Cool Air
Cool Air
by H. P. Lovecraft
Written March 1926
Published March 1928 in Tales of Magic and Mystery, Vol. 1, No. 4, 29-34.
You ask me to explain why I am afraid of a draught of cool air; why I shiver more than
others upon entering a cold room, and seem nauseated and repelled when the chill of
evening creeps through the heat of a mild autumn day. There are those who say I respond
to cold as others do to a bad odour, and I am the last to deny the impression. What I will
do is to relate the most horrible circumstance I ever encountered, and leave it to you to
judge whether or not this forms a suitable explanation of my peculiarity.
It is a mistake to fancy that horror is associated inextricably with darkness, silence, and
solitude. I found it in the glare of mid-afternoon, in the clangour of a metropolis, and in
the teeming midst of a shabby and commonplace rooming-house with a prosaic landlady
and two stalwart men by my side. In the spring of 1923 I had secured some dreary and
unprofitable magazine work in the city of New York; and being unable to pay any
substantial rent, began drifting from one cheap boarding establishment to another in
search of a room which might combine the qualities of decent cleanliness, endurable
furnishings, and very reasonable price. It soon developed that I had only a choice
between different evils, but after a time I came upon a house in West Fourteenth Street
which disgusted me much less than the others I had sampled.
The place was a four-story mansion of brownstone, dating apparently from the late
forties, and fitted with woodwork and marble whose stained and sullied splendour argued
a descent from high levels of tasteful opulence. In the rooms, large and lofty, and
decorated with impossible paper and ridiculously ornate stucco cornices, there lingered a
depressing mustiness and hint of obscure cookery; but the floors were clean, the linen
tolerably regular, and the hot water not too often cold or turned off, so that I came to
regard it as at least a bearable place to hibernate till one might really live again. The
landlady, a slatternly, almost bearded Spanish woman named Herrero, did not annoy me
with gossip or with criticisms of the late-burning electric light in my third-floor front hall
room; and my fellow-lodgers were as quiet and uncommunicative as one might desire,
being mostly Spaniards a little above the coarsest and crudest grade. Only the din of
street cars in the thoroughfare below proved a serious annoyance.

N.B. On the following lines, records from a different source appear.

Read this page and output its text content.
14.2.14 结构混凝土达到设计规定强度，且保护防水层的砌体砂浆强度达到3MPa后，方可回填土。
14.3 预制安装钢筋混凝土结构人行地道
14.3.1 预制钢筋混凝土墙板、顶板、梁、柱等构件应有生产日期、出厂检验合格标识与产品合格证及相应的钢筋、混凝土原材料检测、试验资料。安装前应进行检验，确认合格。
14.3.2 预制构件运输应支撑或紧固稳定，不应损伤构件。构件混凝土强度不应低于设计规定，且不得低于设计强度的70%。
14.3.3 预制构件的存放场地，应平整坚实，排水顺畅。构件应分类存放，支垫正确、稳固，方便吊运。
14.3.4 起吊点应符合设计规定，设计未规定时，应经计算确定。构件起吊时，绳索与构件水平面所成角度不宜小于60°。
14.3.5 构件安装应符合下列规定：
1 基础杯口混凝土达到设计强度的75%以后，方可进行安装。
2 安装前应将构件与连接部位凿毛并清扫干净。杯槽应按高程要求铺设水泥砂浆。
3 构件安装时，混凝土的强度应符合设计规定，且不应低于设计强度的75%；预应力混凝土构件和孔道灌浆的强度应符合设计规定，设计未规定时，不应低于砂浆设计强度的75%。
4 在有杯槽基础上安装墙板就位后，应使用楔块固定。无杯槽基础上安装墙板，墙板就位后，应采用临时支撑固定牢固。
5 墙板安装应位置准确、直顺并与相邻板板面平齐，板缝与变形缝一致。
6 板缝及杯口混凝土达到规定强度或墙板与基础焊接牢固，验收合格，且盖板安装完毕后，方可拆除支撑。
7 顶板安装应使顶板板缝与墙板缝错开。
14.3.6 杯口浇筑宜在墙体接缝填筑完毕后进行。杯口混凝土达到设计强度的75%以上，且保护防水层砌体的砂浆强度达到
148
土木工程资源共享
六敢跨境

I had been there about three weeks when the first odd incident occurred. One evening at
about eight I heard a spattering on the floor and became suddenly aware that I had been
smelling the pungent odour of ammonia for some time. Looking about, I saw that the
ceiling was wet and dripping; the soaking apparently proceeding from a corner on the
side toward the street. Anxious to stop the matter at its source, I hastened to the basement
to tell the landlady; and was assured by her that the trouble would quickly be set right.